Bundestrainer Joachim Löw hat sich "maßlos enttäuscht" über die jüngsten Indiskretionen beim Deutschen Fußball-Bund (DFB) gezeigt. "Dinge, die intern besprochen werden, sollen auch intern bleiben. Das hat etwas mit Vertrauen und Glaubwürdigkeit zu tun. Ich habe mich sehr darüber geärgert, dass viele Dinge nach der ersten Pressemitteilung an die Öffentlichkeit geraten sind", sagte Löw bei einer Pressekonferenz am Montag in Frankfurt/Main.

Ebenso zeigte sich Löw über eine DFB-Mitteilung nach dem 0:6-Debakel im November in Spanien verärgert. "In einer Pressemitteilung war von einer emotionalen Distanz die Rede. Das war für mich unverständlich. Eine emotionale Distanz brauchte ich nicht", sagte Löw und ergänzte. "Ich habe gesagt: 'Gebt mir einen Tag Zeit'."

Auf den Vorstoß von DFB-Präsident Fritz Keller, der Löw einen Rücktritt nach der EM im nächsten Jahr nahegelegt hatte, ging Löw nicht näher ein. Er bestätigte aber, dass er sich mit Keller per Telefon "ausgesprochen" habe: "Damit ist für mich die Sache erledigt." An einen Rücktritt hat der Weltmeistercoach von 2014 nicht gedacht. "Diesen Gedanken gab es bei mir nicht", sagte der 60-Jährige. Insgesamt seien Dinge vorgefallen, "die so nicht in Ordnung waren". Löw äußerte gegenüber dem DFB den Wunsch nach "Geschlossenheit und Vertrauen".

Löw zu Weltmeister-Trio: „Im Moment“ keine Rückholaktion

Bundestrainer Joachim Löw sieht weiterhin „im Moment“ keine Veranlassung für eine Rückkehr der Ex-Weltmeister Thomas Müller, Mats Hummels und Jérôme Boateng in die deutsche Fußball-Nationalmannschaft.

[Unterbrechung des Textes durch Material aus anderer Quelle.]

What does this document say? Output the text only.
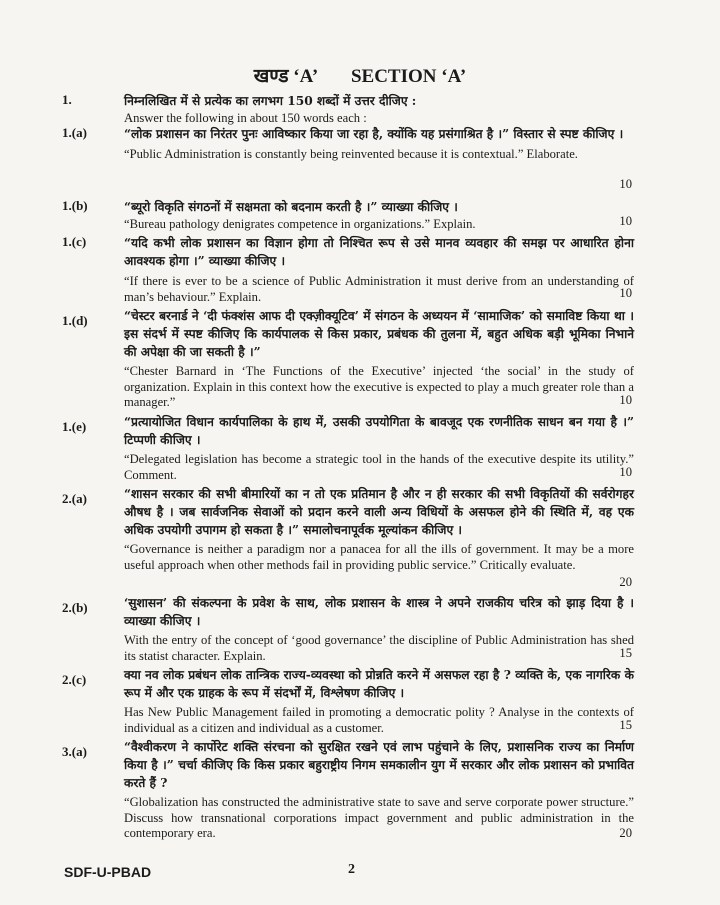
खण्ड ‘A’ SECTION ‘A’
1.	निम्नलिखित में से प्रत्येक का लगभग 150 शब्दों में उत्तर दीजिए :
Answer the following in about 150 words each :
1.(a)	“लोक प्रशासन का निरंतर पुनः आविष्कार किया जा रहा है, क्योंकि यह प्रसंगाश्रित है ।” विस्तार से स्पष्ट कीजिए ।
“Public Administration is constantly being reinvented because it is contextual.” Elaborate.
10
1.(b)	“ब्यूरो विकृति संगठनों में सक्षमता को बदनाम करती है ।” व्याख्या कीजिए ।
“Bureau pathology denigrates competence in organizations.” Explain.	10
1.(c)	“यदि कभी लोक प्रशासन का विज्ञान होगा तो निश्चित रूप से उसे मानव व्यवहार की समझ पर आधारित होना आवश्यक होगा ।” व्याख्या कीजिए ।
“If there is ever to be a science of Public Administration it must derive from an understanding of man’s behaviour.” Explain.	10
1.(d)	“चेस्टर बरनार्ड ने ‘दी फंक्शंस आफ दी एक्ज़ीक्यूटिव’ में संगठन के अध्ययन में ‘सामाजिक’ को समाविष्ट किया था । इस संदर्भ में स्पष्ट कीजिए कि कार्यपालक से किस प्रकार, प्रबंधक की तुलना में, बहुत अधिक बड़ी भूमिका निभाने की अपेक्षा की जा सकती है ।”
“Chester Barnard in ‘The Functions of the Executive’ injected ‘the social’ in the study of organization. Explain in this context how the executive is expected to play a much greater role than a manager.”	10
1.(e)	“प्रत्यायोजित विधान कार्यपालिका के हाथ में, उसकी उपयोगिता के बावजूद एक रणनीतिक साधन बन गया है ।” टिप्पणी कीजिए ।
“Delegated legislation has become a strategic tool in the hands of the executive despite its utility.” Comment.	10
2.(a)	“शासन सरकार की सभी बीमारियों का न तो एक प्रतिमान है और न ही सरकार की सभी विकृतियों की सर्वरोगहर औषध है । जब सार्वजनिक सेवाओं को प्रदान करने वाली अन्य विधियों के असफल होने की स्थिति में, वह एक अधिक उपयोगी उपागम हो सकता है ।” समालोचनापूर्वक मूल्यांकन कीजिए ।
“Governance is neither a paradigm nor a panacea for all the ills of government. It may be a more useful approach when other methods fail in providing public service.” Critically evaluate.
20
2.(b)	‘सुशासन’ की संकल्पना के प्रवेश के साथ, लोक प्रशासन के शास्त्र ने अपने राजकीय चरित्र को झाड़ दिया है । व्याख्या कीजिए ।
With the entry of the concept of ‘good governance’ the discipline of Public Administration has shed its statist character. Explain.	15
2.(c)	क्या नव लोक प्रबंधन लोक तान्त्रिक राज्य-व्यवस्था को प्रोन्नति करने में असफल रहा है ? व्यक्ति के, एक नागरिक के रूप में और एक ग्राहक के रूप में संदर्भों में, विश्लेषण कीजिए ।
Has New Public Management failed in promoting a democratic polity ? Analyse in the contexts of individual as a citizen and individual as a customer.	15
3.(a)	“वैश्वीकरण ने कार्पोरेट शक्ति संरचना को सुरक्षित रखने एवं लाभ पहुंचाने के लिए, प्रशासनिक राज्य का निर्माण किया है ।” चर्चा कीजिए कि किस प्रकार बहुराष्ट्रीय निगम समकालीन युग में सरकार और लोक प्रशासन को प्रभावित करते हैं ?
“Globalization has constructed the administrative state to save and serve corporate power structure.” Discuss how transnational corporations impact government and public administration in the contemporary era.	20
SDF-U-PBAD	2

Deutlicher als in den vergangenen Monaten betonte der 60-Jährige am Montag aber, im kommenden Jahr vor der Fußball-EM 2021 alles auf den Prüfstand zu stellen. „Vor der Nominierung drehen wir nochmals jeden Stein um, und dann müssen wir gucken, was bringt uns den größtmöglichen Erfolg?“ Dafür werde er alles tun.

Löw hatte das Trio im März 2019 aussortiert, nach dem desolaten 0:6 in Spanien war die Diskussion über ein Comeback zumindest von Müller oder Hummels wieder laut geworden. „Ein Trainer ist immer der Allererste, der am Ende für den Erfolg in die Verantwortung gezogen wird“, sagte Löw. „Ich habe immer gesagt, wenn wir im nächsten Jahr - das ist die allerwichtigste Aufgabe - sehen, okay, diese Mannschaft braucht noch dies oder jenes, um erfolgreich zu sein, dann werden wir das tun.“

Es seien nicht nur rein sportliche Dinge zu erwägen. „Wie sieht die Energie der Mannschaft aus?“, sagte Löw. Er werde „im Sinne des Erfolgs alles Erdenkliche“ tun, um den Erfolg zu sichern. Im Moment könne er nicht sagen, wie sich die Situation vor den nächsten Länderspielen im März darstelle.